The project builds your Priority DWH based on a Postgres DB basedDWH based on Priority API. The API allow you to get the data exactly the same way the business user sees it on at the Priority GUI. Unlike connecting to the Priority SQL DB which requires the BI developer to create the user business logics using SQL queries.

(back to top)


Built With

LaravelLaravelLaravelLaravel

(back to top)

Data Platform Architecture

Will be Added

Prerequisites

Priority Prerequisites

The doc will not include a step by step guide of how to set the Priority user and API access rights and API subscription fees. I assume that you know how how to grant access to the API, how to set the relevnt screens etc. For any issues around this topic are, I recomand to contanct you Priority support team/system admin/implementor.

  1. Create a dedicated user with API access. The data platform doesn't write any data to your Priority system and required only ("read only") HTTP GET access
  2. Make sure you have the API address, username and password.
  3. For testing purposes you can use the free Priority API sandbox.

Setting the .venv file.

# SQL DB connection str:
sqlConnStr=postgresql+psycopg2://<username>:<password>@<host>:<port>/


# Mongo DB connection str:
mongoDbConnStr=mongodb+srv://<username>:<password>@<url>/


# Include in the .env file BUT DON'T MODIFY THE VALUES
metadataDbName=metadataDB
configDbName=admin
configCollectionName=configCollection
datatypeMappingCollectionName=datatypeMapping``

  • sqlConnStr: uri to a postgres DB. Don't delete the '/' at the end.
  • mongoDbConnStr: uri to the MongoDB you will use. Don't delete the '/' at the end.

DON'T Modify THE FOLLOWING VARIABLES OR VALUES

  • metadataDbName: the Mongo DB name which stores the metadata of the Priority ERP system.
  • configDbName: the Mongo DB name which stores the extractionConfig.
  • configCollectionName: The Mongo DB collection which stores the extractionConfig JSON documents.

MongoDB prerequisites

The MongoDB stores metadata, extraction logs and other app related data.
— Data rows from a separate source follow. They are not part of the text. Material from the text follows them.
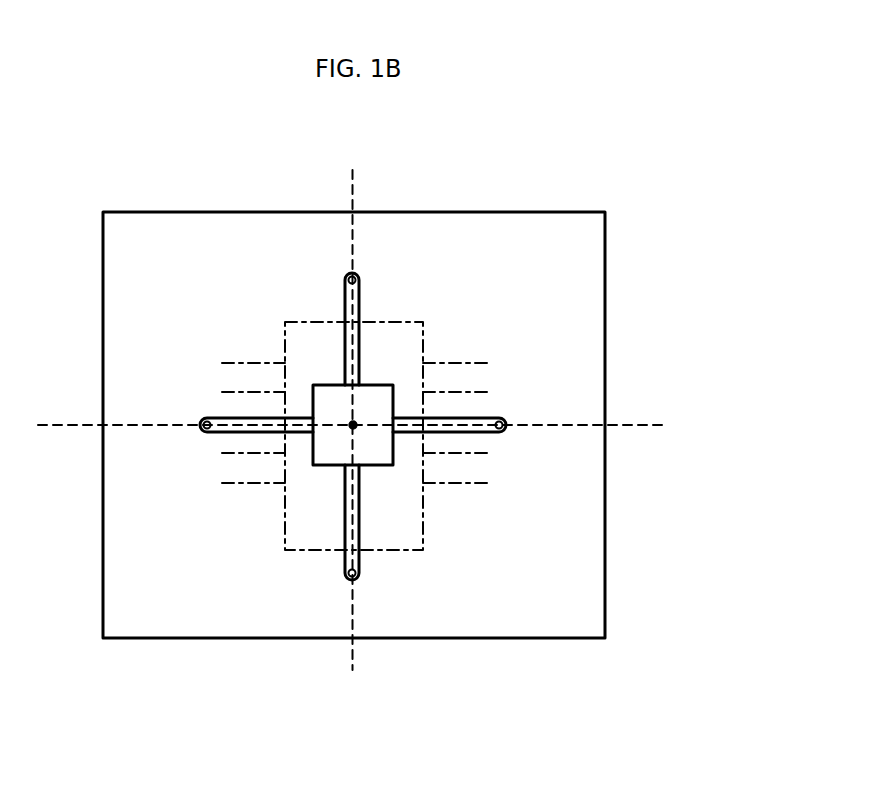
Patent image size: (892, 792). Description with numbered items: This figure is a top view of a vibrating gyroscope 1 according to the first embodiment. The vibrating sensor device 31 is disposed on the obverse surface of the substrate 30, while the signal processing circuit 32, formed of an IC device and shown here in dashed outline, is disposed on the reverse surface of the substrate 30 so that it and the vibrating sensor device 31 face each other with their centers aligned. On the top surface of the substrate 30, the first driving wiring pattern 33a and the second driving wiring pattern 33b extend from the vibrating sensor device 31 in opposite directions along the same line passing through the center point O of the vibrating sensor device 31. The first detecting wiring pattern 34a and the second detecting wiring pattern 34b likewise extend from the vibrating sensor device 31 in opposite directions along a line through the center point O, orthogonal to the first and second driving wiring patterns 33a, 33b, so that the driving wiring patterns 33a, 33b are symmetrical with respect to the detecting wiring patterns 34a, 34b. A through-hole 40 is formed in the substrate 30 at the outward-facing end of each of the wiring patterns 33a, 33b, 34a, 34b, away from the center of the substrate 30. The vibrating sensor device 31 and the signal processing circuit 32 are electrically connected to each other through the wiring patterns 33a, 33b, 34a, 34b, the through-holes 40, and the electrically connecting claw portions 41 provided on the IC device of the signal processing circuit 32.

The sensor device 1 is at (642, 106).
The substrate 30 is at (510, 225).
The vibrating sensor device 31 is at (328, 388).
The signal processing circuit 32 is at (408, 508).
The first driving wiring pattern 33a is at (460, 418).
The second driving wiring pattern 33b is at (234, 418).
The first detecting wiring pattern 34a is at (360, 306).
The second detecting wiring pattern 34b is at (363, 526).
The through-hole 40 is at (349, 276).
The electrically connecting claw portion 41 is at (255, 362).
The center point O is at (354, 424).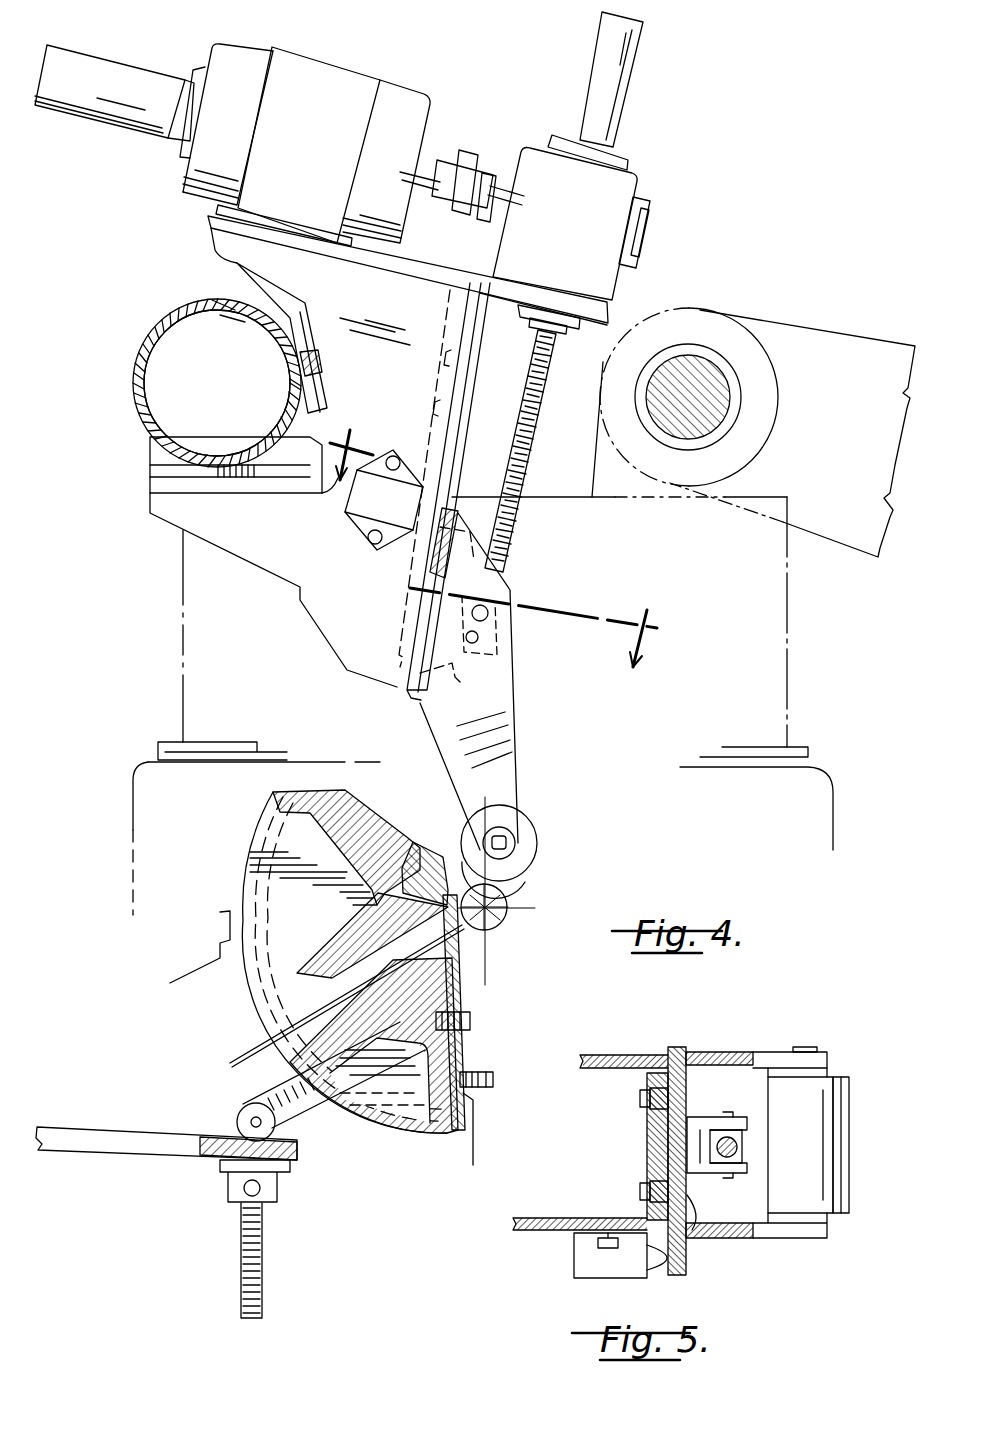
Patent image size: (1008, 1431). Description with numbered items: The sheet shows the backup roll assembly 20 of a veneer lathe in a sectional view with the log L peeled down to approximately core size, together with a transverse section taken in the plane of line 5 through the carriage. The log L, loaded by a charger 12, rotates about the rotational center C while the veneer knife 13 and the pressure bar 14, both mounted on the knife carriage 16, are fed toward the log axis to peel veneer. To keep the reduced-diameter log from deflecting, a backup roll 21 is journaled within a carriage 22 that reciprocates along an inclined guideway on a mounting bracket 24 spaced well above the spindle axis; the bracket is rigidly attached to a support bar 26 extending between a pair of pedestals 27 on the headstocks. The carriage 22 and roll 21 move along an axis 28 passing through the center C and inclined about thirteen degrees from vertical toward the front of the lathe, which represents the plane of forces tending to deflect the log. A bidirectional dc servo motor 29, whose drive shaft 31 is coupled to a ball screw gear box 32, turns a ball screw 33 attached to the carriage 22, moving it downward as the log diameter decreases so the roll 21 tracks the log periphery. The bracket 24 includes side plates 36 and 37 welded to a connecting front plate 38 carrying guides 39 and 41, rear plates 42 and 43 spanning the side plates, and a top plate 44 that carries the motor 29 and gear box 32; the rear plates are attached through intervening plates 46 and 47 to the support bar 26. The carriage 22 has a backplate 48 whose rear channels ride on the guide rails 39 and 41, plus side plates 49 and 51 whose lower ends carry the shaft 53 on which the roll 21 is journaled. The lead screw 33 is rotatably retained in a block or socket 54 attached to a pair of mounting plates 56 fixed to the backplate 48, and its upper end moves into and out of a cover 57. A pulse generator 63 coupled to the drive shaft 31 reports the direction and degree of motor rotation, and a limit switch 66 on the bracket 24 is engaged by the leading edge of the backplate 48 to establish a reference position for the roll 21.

In FIG. 4, the line 5— 5 is at (493, 531).
In FIG. 4, the charger 12 is at (858, 333).
In FIG. 4, the veneer knife 13 is at (490, 930).
In FIG. 4, the pressure bar 14 is at (458, 880).
In FIG. 4, the knife carriage 16 is at (220, 943).
In FIG. 4, the backup roll assembly 20 is at (640, 310).
In FIG. 4, the backup roll 21 is at (538, 832).
In FIG. 5, the backup roll 21 is at (850, 1130).
In FIG. 4, the carriage 22 is at (520, 714).
In FIG. 5, the carriage 22 is at (770, 1047).
In FIG. 4, the mounting bracket 24 is at (293, 594).
In FIG. 5, the mounting bracket 24 is at (520, 1235).
In FIG. 4, the support bar 26 is at (133, 342).
In FIG. 4, the pedestals 27 is at (183, 676).
In FIG. 4, the axis 28 is at (522, 876).
In FIG. 4, the servo motor 29 is at (337, 75).
In FIG. 4, the servo motor drive shaft 31 is at (432, 158).
In FIG. 4, the ball screw gear box 32 is at (638, 195).
In FIG. 4, the ball screw 33 is at (552, 392).
In FIG. 5, the side plate 36 is at (603, 1055).
In FIG. 4, the side plate 37 is at (415, 382).
In FIG. 5, the side plate 37 is at (548, 1218).
In FIG. 4, the front plate 38 is at (388, 620).
In FIG. 5, the front plate 38 is at (650, 1152).
In FIG. 5, the guide 39 is at (690, 1060).
In FIG. 5, the guide 41 is at (694, 1240).
In FIG. 4, the rear plate 42 is at (150, 496).
In FIG. 4, the rear plate 43 is at (318, 343).
In FIG. 4, the top plate 44 is at (393, 267).
In FIG. 4, the intervening plate 46 is at (150, 457).
In FIG. 4, the intervening plate 47 is at (283, 360).
In FIG. 4, the backplate 48 is at (465, 548).
In FIG. 5, the backplate 48 is at (680, 1110).
In FIG. 5, the side plate 49 is at (725, 1052).
In FIG. 5, the side plate 51 is at (760, 1238).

While developing I used MongoDB free tier. Using a free tier on production is not recomanded. While tesing I used a paid tier of Azure Cosmos DB for MongoDB. Feel free ot use other MongoDB based DB of other cloud providers.

Don't forget to allow incoming traffic from the IP you are running the API on.


The extractionConfig JSON

The extractionConfig JSON describe all the information for extracting the data from the Priority system. The extractionConfig defines the API credentionals, url and extraction scope.

After completing reading this section, create your extractionConfig and insert the json document to the MongoDB '.<_id>'. configDbName is defined .env file and the '_id' is a uniqe identifier of the extractionConfig as desribed below.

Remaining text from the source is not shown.